Gespanien Zadar lehnt IzoExco ab
In Benkovac wurden rund 11.000 Kubikmeter gefährlicher Abfälle illegal entsorgt, der Fall wird von USKOK untersucht. Die Gespanschaft kündigt Sanierung und kontinuierliche Überwachung der Wasser- und Luftqualität an.
In Benkovac wurden rund 11.000 Kubikmeter gefährlicher Abfälle illegal entsorgt, der Fall wird von USKOK untersucht. Die Gespanschaft kündigt Sanierung und kontinuierliche Überwachung der Wasser- und Luftqualität an.
Am Mittwoch wurde der Antrag der Firma IzoExco auf eine Abfallwirtschaftsgenehmigung für den Standort in Benkovac von der Gespanschaft Zadar offiziell abgelehnt. Mit dieser Entscheidung wurde bestätigt, dass das Unternehmen nie eine Genehmigung für diese Tätigkeit in dem umstrittenen Gebiet hatte, wo die Ermittlungen von USKOK rund 11.000 Kubikmeter illegal entsorgten gefährlichen Abfalls aufdeckten.

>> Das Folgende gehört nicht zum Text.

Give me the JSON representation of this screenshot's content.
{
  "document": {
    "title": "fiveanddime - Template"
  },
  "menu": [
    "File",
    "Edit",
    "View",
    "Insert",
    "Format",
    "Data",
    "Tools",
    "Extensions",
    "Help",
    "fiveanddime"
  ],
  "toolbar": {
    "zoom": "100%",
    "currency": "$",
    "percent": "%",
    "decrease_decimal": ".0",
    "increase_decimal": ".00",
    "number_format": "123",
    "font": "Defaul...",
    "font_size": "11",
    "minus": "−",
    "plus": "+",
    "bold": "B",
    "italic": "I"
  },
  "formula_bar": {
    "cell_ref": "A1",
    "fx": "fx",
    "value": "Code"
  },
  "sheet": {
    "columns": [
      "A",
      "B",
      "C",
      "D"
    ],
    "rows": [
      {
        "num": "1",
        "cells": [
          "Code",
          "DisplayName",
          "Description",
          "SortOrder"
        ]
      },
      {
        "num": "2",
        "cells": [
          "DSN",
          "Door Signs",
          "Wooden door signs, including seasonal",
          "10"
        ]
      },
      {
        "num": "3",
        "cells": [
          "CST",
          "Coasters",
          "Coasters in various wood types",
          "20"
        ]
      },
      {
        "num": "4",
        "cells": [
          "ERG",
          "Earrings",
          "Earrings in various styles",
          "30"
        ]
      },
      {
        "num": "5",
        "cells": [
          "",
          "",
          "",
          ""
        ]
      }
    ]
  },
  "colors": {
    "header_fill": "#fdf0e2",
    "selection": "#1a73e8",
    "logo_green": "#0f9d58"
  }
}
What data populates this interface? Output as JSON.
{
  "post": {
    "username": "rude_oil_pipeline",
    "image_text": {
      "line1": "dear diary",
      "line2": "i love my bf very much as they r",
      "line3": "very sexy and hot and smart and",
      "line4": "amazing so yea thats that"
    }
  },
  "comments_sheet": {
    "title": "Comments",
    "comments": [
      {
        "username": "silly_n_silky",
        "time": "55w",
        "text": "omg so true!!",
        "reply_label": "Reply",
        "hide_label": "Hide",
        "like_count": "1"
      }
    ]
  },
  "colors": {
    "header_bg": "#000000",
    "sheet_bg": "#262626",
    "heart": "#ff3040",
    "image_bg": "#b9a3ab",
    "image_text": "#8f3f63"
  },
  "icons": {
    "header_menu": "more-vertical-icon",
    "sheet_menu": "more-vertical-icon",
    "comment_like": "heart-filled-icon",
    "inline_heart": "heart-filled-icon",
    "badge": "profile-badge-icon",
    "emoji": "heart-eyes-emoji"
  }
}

Aus der Gespanschaft wurde besonders betont, dass für das Gebäude an diesem Standort ausschließlich eine Baugenehmigung für die Lagerung von Rohstoffen für Naturstein erteilt wurde. "Eine Baugenehmigung ist keine rechtliche Grundlage für die Abfallwirtschaft und berechtigt nicht zur Ablagerung von Abfällen an diesem Standort", teilten sie aus der Gespanschaft Zadar mit.
"Wir sind uns der Schwere des Falls illegal entsorgter Abfälle im Gebiet von Benkovac bewusst und halten es für inakzeptabel, dass solche Fälle in unserer Gespanschaft vorkommen. Der Schutz der Gesundheit der Bürger und der Umwelt ist unsere Priorität", heißt es in der Mitteilung der Gespanschaft. Sie betonten, dass sie von Anfang an in die Kommunikation und Koordination mit einer Reihe zuständiger staatlicher Stellen eingebunden sind.
Sie stehen in ständigem Kontakt mit dem Kroatischen Institut für öffentliche Gesundheit, dem Gesundheitsministerium, dem Ministerium für Umweltschutz und grüne Transformation sowie dem Fonds für Umweltschutz und Energieeffizienz. Ziel ist ein koordiniertes Vorgehen und eine möglichst schnelle Lösung dieses Umweltproblems.
Nach den bisher durchgeführten Analysen wurden keine Abweichungen festgestellt, die auf eine Gefährdung der Wasser- und Luftqualität hindeuten würden. Dennoch wurde aufgrund der Ernsthaftigkeit der gesamten Situation in Zusammenarbeit mit dem Institut für öffentliche Gesundheit der Gespanschaft Zadar eine kontinuierliche Probenahme und Überwachung des Zustands im Gebiet von Štikada und Benkovac vereinbart.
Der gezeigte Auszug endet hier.